Став коммунистом, Рене, после изгнания Троцкого, присоединился к сюрреалистам и Бретону. Вынужденный пристраститься к опиуму из-за частого обострения болезни, раздираемый идеологическими противоречиями, он покончил с собой 18 июня 1935 года. Одной из непосредственных причин самоубийства называют известный конфликт между сюрреалистами во главе с Бретоном и коммунистами. В частности, незадолго до открытия сталинистского Первого Международного Конгресса писателей в защиту культуры в 1935 году (21–25 июня) Эренбург в своей статье назвал сюрреалистов ‘педерастами’. Бретон, встретив Эренбурга на улице, надавал ему оплеух, в результате чего сюрреалистам закрыли дорогу на Конгресс. Кревель, пытавшийся примирить противоборствующие стороны, разочаровавшийся в коммунистических идеях, не выдержал нервного потрясения. Для Гертруды и особенно Токлас это было тяжелым ударом. «Из всех молодых людей — писала впоследствии Токлас, — Рене был единственным, кого я любила по-настоящему. Я обожала его».

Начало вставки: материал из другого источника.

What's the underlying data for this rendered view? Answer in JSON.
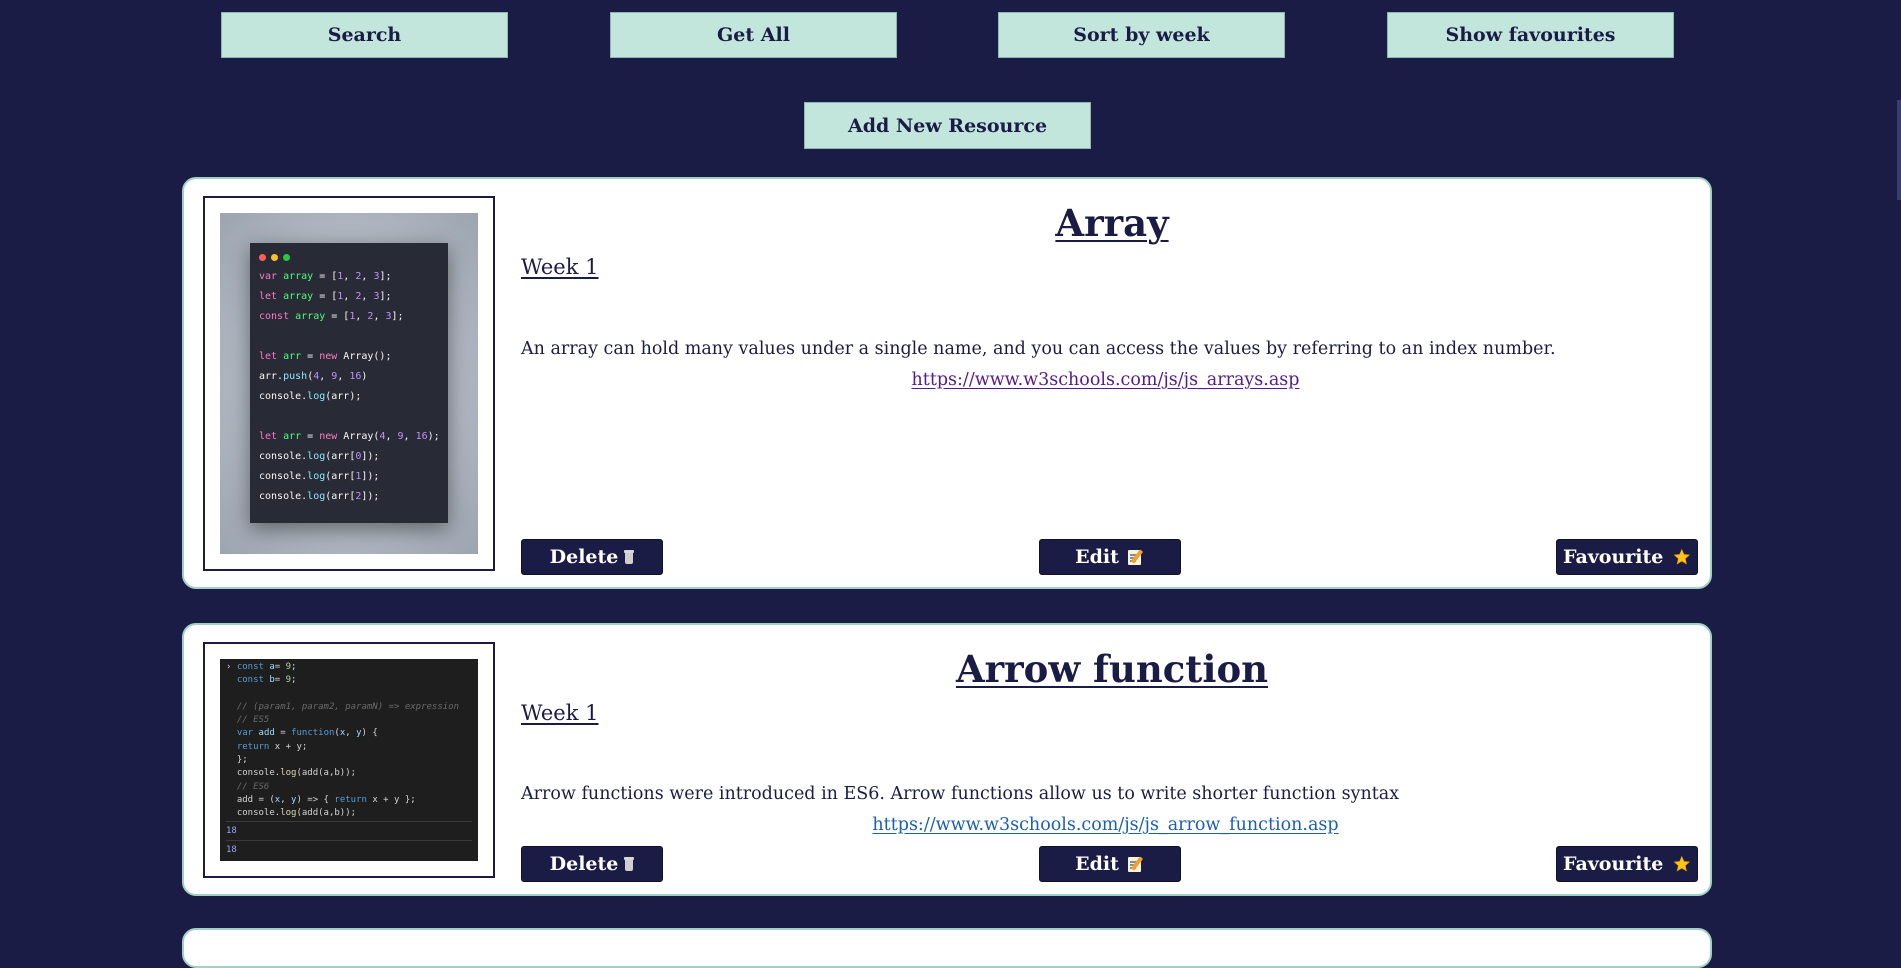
{
  "toolbar": {
    "search_label": "Search",
    "get_all_label": "Get All",
    "sort_label": "Sort by week",
    "show_fav_label": "Show favourites",
    "add_label": "Add New Resource"
  },
  "resources": [
    {
      "title": "Array",
      "week": "Week 1",
      "description": "An array can hold many values under a single name, and you can access the values by referring to an index number.",
      "url": "https://www.w3schools.com/js/js_arrays.asp",
      "delete_label": "Delete",
      "edit_label": "Edit",
      "fav_label": "Favourite",
      "code": [
        "var array = [1, 2, 3];",
        "let array = [1, 2, 3];",
        "const array = [1, 2, 3];",
        "",
        "let arr = new Array();",
        "arr.push(4, 9, 16)",
        "console.log(arr);",
        "",
        "let arr = new Array(4, 9, 16);",
        "console.log(arr[0]);",
        "console.log(arr[1]);",
        "console.log(arr[2]);"
      ]
    },
    {
      "title": "Arrow function",
      "week": "Week 1",
      "description": "Arrow functions were introduced in ES6. Arrow functions allow us to write shorter function syntax",
      "url": "https://www.w3schools.com/js/js_arrow_function.asp",
      "delete_label": "Delete",
      "edit_label": "Edit",
      "fav_label": "Favourite",
      "code": [
        "› const a= 9;",
        "  const b= 9;",
        "",
        "  // (param1, param2, paramN) => expression",
        "  // ES5",
        "  var add = function(x, y) {",
        "  return x + y;",
        "  };",
        "  console.log(add(a,b));",
        "  // ES6",
        "  add = (x, y) => { return x + y };",
        "  console.log(add(a,b));"
      ],
      "output": [
        "18",
        "18"
      ]
    }
  ],
  "colors": {
    "page_bg": "#1b1c45",
    "button_light": "#c2e6dc",
    "button_dark": "#1b1c45",
    "card_border": "#9fd2c4"
  },
  "icons": {
    "delete": "wastebasket-icon",
    "edit": "memo-icon",
    "favourite": "star-icon"
  }
}
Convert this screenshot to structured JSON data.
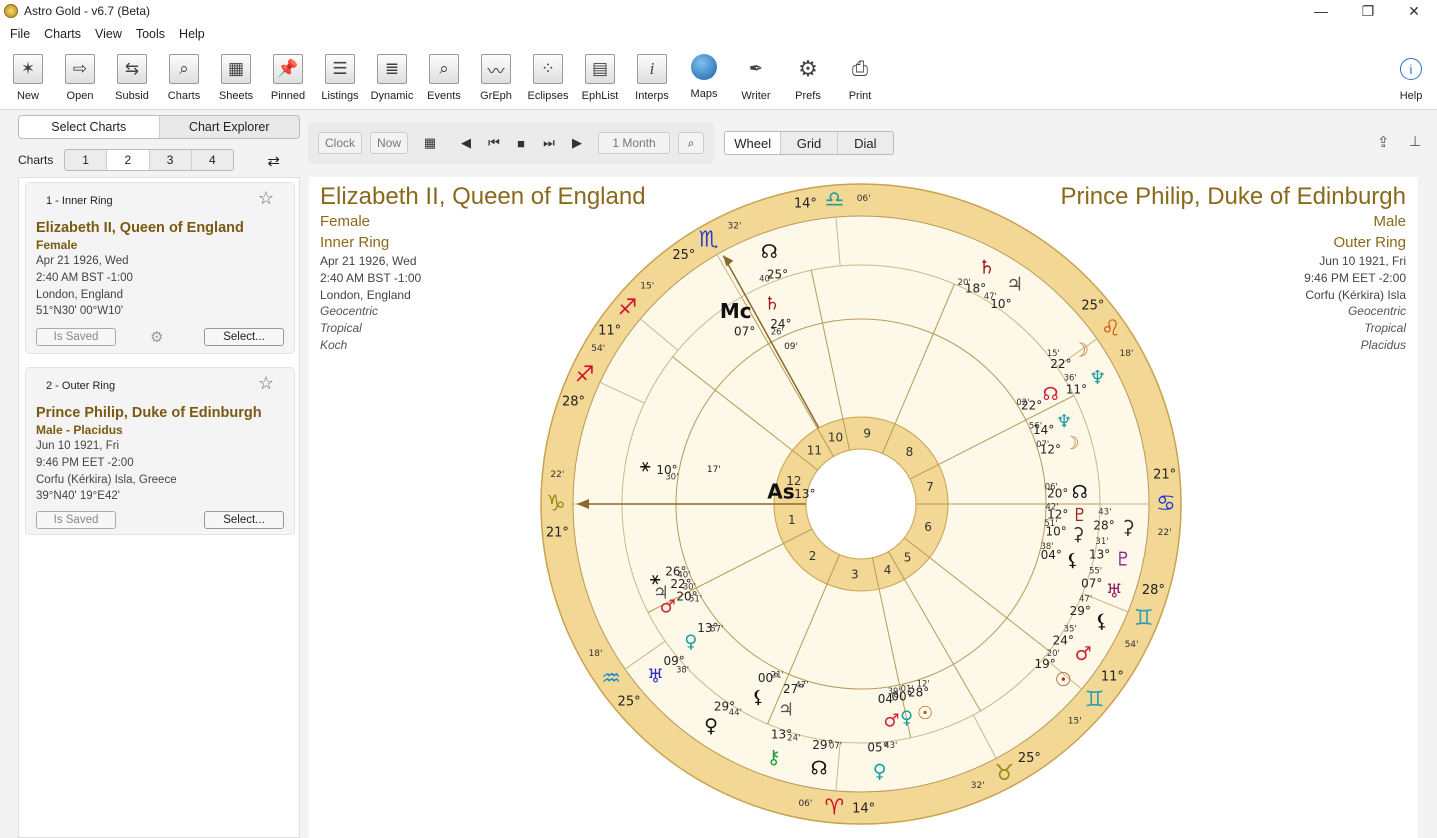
{
  "window": {
    "title": "Astro Gold - v6.7 (Beta)",
    "minimize": "—",
    "maximize": "❐",
    "close": "✕"
  },
  "menu": [
    "File",
    "Charts",
    "View",
    "Tools",
    "Help"
  ],
  "toolbar": [
    "New",
    "Open",
    "Subsid",
    "Charts",
    "Sheets",
    "Pinned",
    "Listings",
    "Dynamic",
    "Events",
    "GrEph",
    "Eclipses",
    "EphList",
    "Interps",
    "Maps",
    "Writer",
    "Prefs",
    "Print"
  ],
  "toolbar_help": "Help",
  "sidebar": {
    "tabs": [
      "Select Charts",
      "Chart Explorer"
    ],
    "charts_label": "Charts",
    "chart_slots": [
      "1",
      "2",
      "3",
      "4"
    ],
    "cards": [
      {
        "ring": "1 - Inner Ring",
        "name": "Elizabeth II, Queen of England",
        "sub": "Female",
        "date": "Apr 21 1926, Wed",
        "time": "2:40 AM BST -1:00",
        "place": "London, England",
        "coords": "51°N30' 00°W10'",
        "saved": "Is Saved",
        "select": "Select..."
      },
      {
        "ring": "2 - Outer Ring",
        "name": "Prince Philip, Duke of Edinburgh",
        "sub": "Male - Placidus",
        "date": "Jun 10 1921, Fri",
        "time": "9:46 PM EET -2:00",
        "place": "Corfu (Kérkira) Isla, Greece",
        "coords": "39°N40' 19°E42'",
        "saved": "Is Saved",
        "select": "Select..."
      }
    ]
  },
  "nav": {
    "clock": "Clock",
    "now": "Now",
    "step": "1 Month"
  },
  "views": [
    "Wheel",
    "Grid",
    "Dial"
  ],
  "left_info": {
    "name": "Elizabeth II, Queen of England",
    "gender": "Female",
    "ring": "Inner Ring",
    "date": "Apr 21 1926, Wed",
    "time": "2:40 AM BST -1:00",
    "place": "London, England",
    "c1": "Geocentric",
    "c2": "Tropical",
    "c3": "Koch"
  },
  "right_info": {
    "name": "Prince Philip, Duke of Edinburgh",
    "gender": "Male",
    "ring": "Outer Ring",
    "date": "Jun 10 1921, Fri",
    "time": "9:46 PM EET -2:00",
    "place": "Corfu (Kérkira) Isla",
    "c1": "Geocentric",
    "c2": "Tropical",
    "c3": "Placidus"
  },
  "wheel": {
    "outer_cusps": [
      {
        "deg": "14°",
        "sign": "♎",
        "min": "06'"
      },
      {
        "deg": "25°",
        "sign": "♌",
        "min": "18'"
      },
      {
        "deg": "21°",
        "sign": "♋",
        "min": "22'"
      },
      {
        "deg": "28°",
        "sign": "♊",
        "min": "54'"
      },
      {
        "deg": "11°",
        "sign": "♊",
        "min": "15'"
      },
      {
        "deg": "25°",
        "sign": "♉",
        "min": "32'"
      },
      {
        "deg": "14°",
        "sign": "♈",
        "min": "06'"
      },
      {
        "deg": "25°",
        "sign": "♒",
        "min": "18'"
      },
      {
        "deg": "21°",
        "sign": "♑",
        "min": "22'"
      },
      {
        "deg": "28°",
        "sign": "♐",
        "min": "54'"
      },
      {
        "deg": "11°",
        "sign": "♐",
        "min": "15'"
      },
      {
        "deg": "25°",
        "sign": "♏",
        "min": "32'"
      }
    ],
    "house_numbers": [
      "1",
      "2",
      "3",
      "4",
      "5",
      "6",
      "7",
      "8",
      "9",
      "10",
      "11",
      "12"
    ],
    "angles": {
      "mc": "Mc",
      "asc": "As",
      "mc_deg": "07°",
      "mc_min": "09'",
      "asc_deg": "13°",
      "asc_min": "17'"
    },
    "outer_planets": [
      {
        "glyph": "♄",
        "deg": "18°",
        "min": "20'"
      },
      {
        "glyph": "♃",
        "deg": "10°",
        "min": "47'"
      },
      {
        "glyph": "☽",
        "deg": "22°",
        "min": "15'"
      },
      {
        "glyph": "♆",
        "deg": "11°",
        "min": "36'"
      },
      {
        "glyph": "⚳",
        "deg": "28°",
        "min": "43'"
      },
      {
        "glyph": "♇",
        "deg": "13°",
        "min": "31'"
      },
      {
        "glyph": "♅",
        "deg": "07°",
        "min": "55'"
      },
      {
        "glyph": "⚸",
        "deg": "29°",
        "min": "47'"
      },
      {
        "glyph": "♂",
        "deg": "24°",
        "min": "35'"
      },
      {
        "glyph": "☉",
        "deg": "19°",
        "min": "20'"
      },
      {
        "glyph": "♀",
        "deg": "05°",
        "min": "43'"
      },
      {
        "glyph": "☊",
        "deg": "29°",
        "min": "07'"
      },
      {
        "glyph": "⚷",
        "deg": "13°",
        "min": "24'"
      },
      {
        "glyph": "♀",
        "deg": "29°",
        "min": "44'"
      },
      {
        "glyph": "♅",
        "deg": "09°",
        "min": "38'"
      },
      {
        "glyph": "☊",
        "deg": "25°",
        "min": "40'"
      }
    ],
    "inner_planets": [
      {
        "glyph": "♄",
        "deg": "24°",
        "min": "26'"
      },
      {
        "glyph": "☊",
        "deg": "22°",
        "min": "02'"
      },
      {
        "glyph": "♆",
        "deg": "14°",
        "min": "56'"
      },
      {
        "glyph": "☽",
        "deg": "12°",
        "min": "07'"
      },
      {
        "glyph": "☊",
        "deg": "20°",
        "min": "06'"
      },
      {
        "glyph": "♇",
        "deg": "12°",
        "min": "42'"
      },
      {
        "glyph": "⚳",
        "deg": "10°",
        "min": "51'"
      },
      {
        "glyph": "⚸",
        "deg": "04°",
        "min": "38'"
      },
      {
        "glyph": "☉",
        "deg": "28°",
        "min": "12'"
      },
      {
        "glyph": "♀",
        "deg": "00°",
        "min": "01'"
      },
      {
        "glyph": "♂",
        "deg": "04°",
        "min": "39'"
      },
      {
        "glyph": "♃",
        "deg": "27°",
        "min": "47'"
      },
      {
        "glyph": "⚸",
        "deg": "00°",
        "min": "21'"
      },
      {
        "glyph": "♀",
        "deg": "13°",
        "min": "57'"
      },
      {
        "glyph": "♂",
        "deg": "20°",
        "min": "51'"
      },
      {
        "glyph": "♃",
        "deg": "22°",
        "min": "30'"
      },
      {
        "glyph": "⚹",
        "deg": "26°",
        "min": "40'"
      },
      {
        "glyph": "⚹",
        "deg": "10°",
        "min": "30'"
      }
    ]
  }
}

В середине 20-х годов по Парижу пронеслись слухи о появлении музыкального гения Джорджа Антейла. Талантливый пианист, с успехом гастролировавший во многих европейских столицах, Джордж решил стать композитором. Стравинский, подружившийся с Антейлом, рекомендовал ему перебраться в Париж. Гертруда, прослышав о новом эксцентричном музыканте (Антейл, к примеру, носил с собой пистолет, а играя, клал его на пианино), пригласила музыканта (через Сильвию Бич) в гости. Знакомство произошло зимой 1925/1926 годов. Джордж «для интеллектуальной защиты» привел с собой приятеля Вирджила Томсона, композитора и давнего почитателя Гертруды. Томсона с некоторых пор привлекали сочинения Стайн, особенно Нежные почки («маленькая тоненькая книжица») и География и пьесы.

29-летний Вирджил, увлекавшийся модернистской музыкой, нашел подход к Гертруде, им было о чем поговорить. Томсон тоже оканчивал Гарвард, обоих интересовала история и результаты Первой мировой войны: «Мы дружески болтали, как пара знакомых по Гарварду». Нетрудно догадаться, что столь быстро возникшая фамильярность пришлась Токлас не по душе.

Когда молодые люди покидали гостеприимную хозяйку, она шепнула Вирджилу: «Мы еще свидимся». Стайн привлекала возможность взять под свое крыло и композиторов — стать Музой трех искусств.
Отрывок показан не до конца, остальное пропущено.